In 2000, Japanese television began airing an anime series entitled Yu-Gi-Oh! about a boy named Yugi whose grandfather gives him a “Millennium Puzzle” artifact that ultimately opens up his power to duel monsters. The show was first aired in the United States in 2001, and the associated collectible card game has spawned a huge following worldwide.
Being aware of the TV show isn’t particularly important in terms of the Game Boy Color title, but knowledge of and access to cards from the card game can be beneficial in the long run. When you begin your first campaign, you’re given less than 40 cards out of the 800 available, and that includes multiples of the same type. Building up your chest (stash of cards) involves winning cards in duels against the computer players, real players (linked by cable), trading, or importing cards from the collectible card set by inputting eight-digit password codes.
The game allows you to store up to 1000 cards, including 200 “original” cards you can create utilizing the construction mode of the game. The construction process involves combining the top and bottom halves of various card-parts (2 upper body, 2 lower body sections) with each type consisting of 70 different parts! According to the documentation, this offers the chance to create over 10,000 unique cards for dueling or trading. In reality, coming up with cards more powerful than the 800 initially available is a hit-and-miss proposition, and finding a really useful one is difficult, not to mention a whole heap of hard, detailed work.

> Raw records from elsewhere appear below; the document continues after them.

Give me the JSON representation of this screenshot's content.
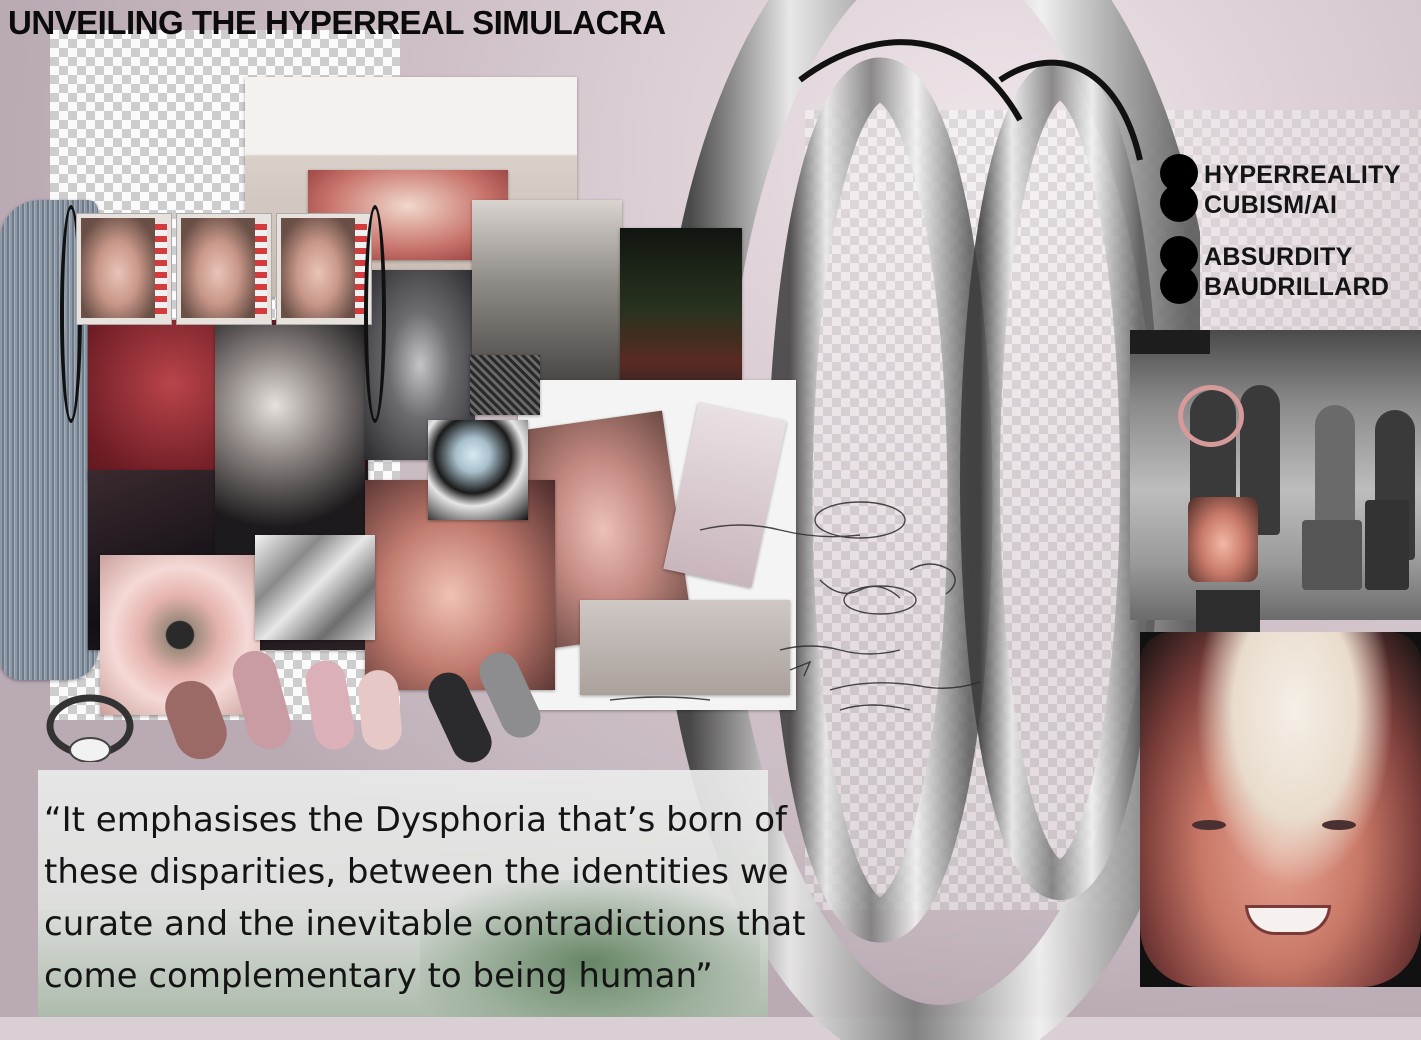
{
  "title": "UNVEILING THE HYPERREAL SIMULACRA",
  "keywords": [
    {
      "lines": [
        "HYPERREALITY",
        "CUBISM/AI"
      ]
    },
    {
      "lines": [
        "ABSURDITY",
        "BAUDRILLARD"
      ]
    }
  ],
  "quote": "“It emphasises the Dysphoria that’s born of\nthese disparities, between the identities we\ncurate and the inevitable contradictions that\ncome complementary to being human”",
  "colors": {
    "title": "#0b0b0b",
    "bullet": "#000000",
    "highlight_circle": "#d69a9a",
    "arrow": "#2d2d2d"
  },
  "icons": {
    "bullet": "filled-circle",
    "arrow": "arrow-down-icon"
  }
}
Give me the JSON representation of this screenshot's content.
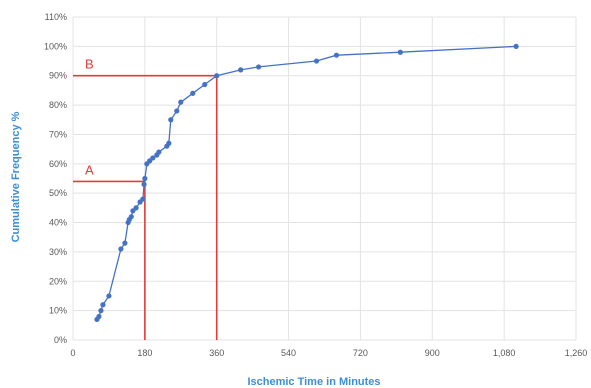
{
  "chart_data": {
    "type": "line",
    "title": "",
    "xlabel": "Ischemic Time in Minutes",
    "ylabel": "Cumulative Frequency %",
    "xlim": [
      0,
      1260
    ],
    "ylim": [
      0,
      110
    ],
    "x_ticks": [
      0,
      180,
      360,
      540,
      720,
      900,
      1080,
      1260
    ],
    "x_tick_labels": [
      "0",
      "180",
      "360",
      "540",
      "720",
      "900",
      "1,080",
      "1,260"
    ],
    "y_ticks": [
      0,
      10,
      20,
      30,
      40,
      50,
      60,
      70,
      80,
      90,
      100,
      110
    ],
    "y_tick_labels": [
      "0%",
      "10%",
      "20%",
      "30%",
      "40%",
      "50%",
      "60%",
      "70%",
      "80%",
      "90%",
      "100%",
      "110%"
    ],
    "grid": true,
    "legend": "none",
    "series": [
      {
        "x": [
          60,
          65,
          70,
          75,
          90,
          120,
          130,
          138,
          141,
          146,
          150,
          158,
          168,
          175,
          178,
          180,
          185,
          192,
          200,
          210,
          215,
          235,
          240,
          245,
          260,
          270,
          300,
          330,
          360,
          420,
          465,
          610,
          660,
          820,
          1110
        ],
        "y": [
          7,
          8,
          10,
          12,
          15,
          31,
          33,
          40,
          41,
          42,
          44,
          45,
          47,
          48,
          53,
          55,
          60,
          61,
          62,
          63,
          64,
          66,
          67,
          75,
          78,
          81,
          84,
          87,
          90,
          92,
          93,
          95,
          97,
          98,
          100
        ]
      }
    ],
    "colors": {
      "line": "#4472c4",
      "marker": "#4472c4",
      "annotation": "#e33b3b",
      "axis_title": "#3b8fd9",
      "grid": "#e3e3e3"
    },
    "annotations": [
      {
        "label": "A",
        "x": 180,
        "y": 54
      },
      {
        "label": "B",
        "x": 360,
        "y": 90
      }
    ]
  }
}
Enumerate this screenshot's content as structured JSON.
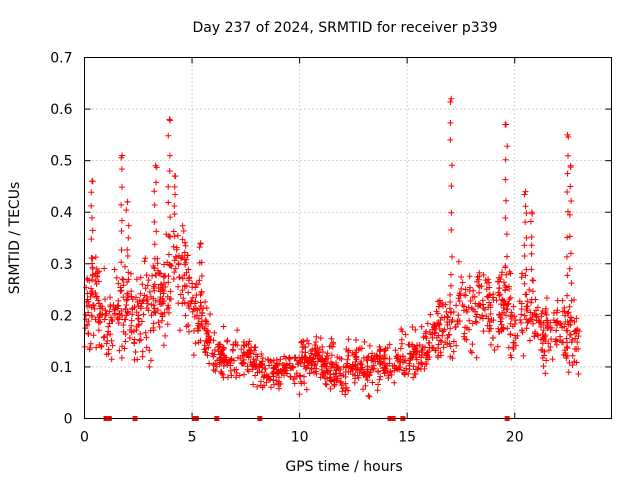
{
  "colors": {
    "series": "#ff0000",
    "frame": "#000000",
    "grid": "#a0a0a0",
    "background": "#ffffff"
  },
  "chart_data": {
    "type": "scatter",
    "title": "Day 237 of 2024, SRMTID for receiver p339",
    "xlabel": "GPS time / hours",
    "ylabel": "SRMTID / TECUs",
    "xlim": [
      0,
      24.5
    ],
    "ylim": [
      0,
      0.7
    ],
    "xticks": [
      0,
      5,
      10,
      15,
      20
    ],
    "xtick_labels": [
      "0",
      "5",
      "10",
      "15",
      "20"
    ],
    "yticks": [
      0,
      0.1,
      0.2,
      0.3,
      0.4,
      0.5,
      0.6,
      0.7
    ],
    "ytick_labels": [
      "0",
      "0.1",
      "0.2",
      "0.3",
      "0.4",
      "0.5",
      "0.6",
      "0.7"
    ],
    "grid": true,
    "marker": "plus",
    "series": [
      {
        "name": "SRMTID",
        "profile": {
          "hours": [
            0.0,
            0.5,
            1.0,
            1.5,
            2.0,
            2.5,
            3.0,
            3.5,
            4.0,
            4.5,
            5.0,
            5.5,
            6.0,
            6.5,
            7.0,
            7.5,
            8.0,
            8.5,
            9.0,
            9.5,
            10.0,
            10.5,
            11.0,
            11.5,
            12.0,
            12.5,
            13.0,
            13.5,
            14.0,
            14.5,
            15.0,
            15.5,
            16.0,
            16.5,
            17.0,
            17.5,
            18.0,
            18.5,
            19.0,
            19.5,
            20.0,
            20.5,
            21.0,
            21.5,
            22.0,
            22.5,
            23.0
          ],
          "center": [
            0.2,
            0.23,
            0.18,
            0.22,
            0.2,
            0.19,
            0.22,
            0.24,
            0.26,
            0.28,
            0.23,
            0.18,
            0.13,
            0.12,
            0.13,
            0.12,
            0.1,
            0.09,
            0.09,
            0.1,
            0.1,
            0.12,
            0.11,
            0.1,
            0.09,
            0.11,
            0.1,
            0.1,
            0.11,
            0.12,
            0.12,
            0.12,
            0.14,
            0.17,
            0.19,
            0.21,
            0.2,
            0.23,
            0.2,
            0.22,
            0.19,
            0.22,
            0.17,
            0.16,
            0.17,
            0.16,
            0.15
          ],
          "spread": [
            0.07,
            0.08,
            0.07,
            0.08,
            0.08,
            0.08,
            0.09,
            0.09,
            0.1,
            0.09,
            0.08,
            0.06,
            0.04,
            0.04,
            0.04,
            0.04,
            0.03,
            0.03,
            0.03,
            0.03,
            0.04,
            0.04,
            0.04,
            0.04,
            0.04,
            0.04,
            0.04,
            0.04,
            0.04,
            0.04,
            0.04,
            0.04,
            0.05,
            0.06,
            0.07,
            0.07,
            0.07,
            0.08,
            0.08,
            0.08,
            0.07,
            0.08,
            0.06,
            0.06,
            0.06,
            0.06,
            0.06
          ]
        },
        "peaks": [
          {
            "hour": 0.35,
            "value": 0.46
          },
          {
            "hour": 1.75,
            "value": 0.51
          },
          {
            "hour": 2.0,
            "value": 0.42
          },
          {
            "hour": 3.3,
            "value": 0.49
          },
          {
            "hour": 3.95,
            "value": 0.58
          },
          {
            "hour": 4.2,
            "value": 0.47
          },
          {
            "hour": 5.4,
            "value": 0.34
          },
          {
            "hour": 17.05,
            "value": 0.62
          },
          {
            "hour": 19.6,
            "value": 0.57
          },
          {
            "hour": 20.5,
            "value": 0.44
          },
          {
            "hour": 20.8,
            "value": 0.4
          },
          {
            "hour": 22.45,
            "value": 0.55
          },
          {
            "hour": 22.6,
            "value": 0.49
          }
        ],
        "zero_markers": [
          1.0,
          1.15,
          2.35,
          5.1,
          5.2,
          6.15,
          8.15,
          14.2,
          14.35,
          14.8,
          19.65
        ]
      }
    ]
  }
}
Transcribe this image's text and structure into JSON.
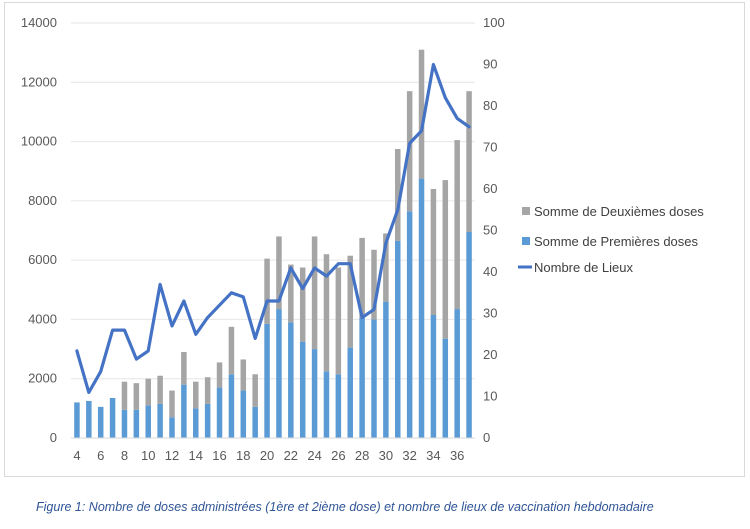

If you’re not familiar with the concept, the first time you read through the manual can be very confusing when assaulted with the many options, especially in terms of the varied types of cards, their properties, and purposes. Monster cards, special cards, alignment, class, terrain effects, relationships, levels, sacrifice, special monsters, fusion, magic cards, terrain cards, trap cards, ritual cards, special ritual cards, and more tend to overwhelm the unsuspecting gamer. At first glance, the idea of meshing all the elements into a cohesive, understandable, easy-to-use entity seems daunting, if not impossible.
In practice, though, the learning curve isn’t nearly as tough as first appearances would seem to dictate. With a bit of patience and attention to the short but fairly detailed manual, you can be battling on the virtual battlefield very quickly, though understanding the nuances and the interrelationships between the dueling monster cards takes a while. More time is probably spent trying to figure out how to fill in the blank cards on the list of 800, until you happen to notice the short blurb near the end of the manual that explains how to obtain passwords from the corner of Yu-Gi-Oh! card game cards.
Cards are displayed effectively on the Game Boy Color screen with clear wording, nice portraits, good color, and easy-to-read text. Monster cards show the name, level, card number, deck cost, attack and defense factors, class and alignment, and any pertinent notes about the action (e.g., “highest-level magic user”). Special cards are simpler and display card name, number and deck cost, type, and notes. Menus are easy to navigate, and the Chest and Deck displays offer critical information in nicely designed formats, especially after a quick study of the various field explanations.
Actual combat between monsters is fairly straightforward with players giving specific commands, like attack, defend, discard, skip a turn, sacrifice cards to bring special monsters into play, or use special powers. You can equip magic cards to raise or lower specific factors or monster levels, change terrain conditions, fuse two cards by placing one on top of the other to create a new card with different properties, set traps or perform rituals. With the enormous number of cards and combinations available, gameplay is rarely stale and can be very entertaining as you try and lower your opponents starting Life Points from 8000 to zero.
As in most collectible card-based games, building a balanced deck is the key to success, but one that can elude the novice player. Only through practice and gained knowledge of the variety of cards will gameplay speed up, since beginners will need to focus on what each type of card does and learn the advisability of playing certain special cards or the nuances of relational situations. While the victory conditions are simplistic (reduce your opponent’s life force to zero), a few unusual circumstances, such as collecting all Exodia cards (number 17-21) in one hand, will result in instant victory.
Exception rules like one-per-deck card limitations, terrain effects that provide advantages or disadvantages to specific monsters, and superiority or inferiority of relationships based on alignment keep Yu-Gi-Oh! Dark Duel Stories’ gameplay fun and unpredictable. Despite the slow process of building decks, which is due in large part to the small screen that requires viewing details about each card separately, and the potentially frustrating process of finding passwords from external sources, Dark Duel Stories is well suited for the Game Boy Color system.
Detailed cards, easy-to-read text, and a clearly formatted menu system translate the card game nicely to the handheld system.
Background music is repetitive, although a variety of short tunes play at various screens, and can easily be voided by turning the sound off. The sounds consist of standard blips and beeps.
Learning to play effectively can be challenging, but getting into the game is easy enough. Having to get additional cards from external sources is disappointing, but the password system seems fair to those who have invested in the card game, though purchasers of the video game may feel differently.
With literally thousands of combinations and cards possible, no two games need ever be the same. Collecting, trading, and creating cards allows expansion of the basic game. Multiplayer link cable offers unlimited play.
The manual can be confusing when initially read from cover to cover, but players will find it helpful when used in conjunction with gameplay. Some elements need expanded explanations.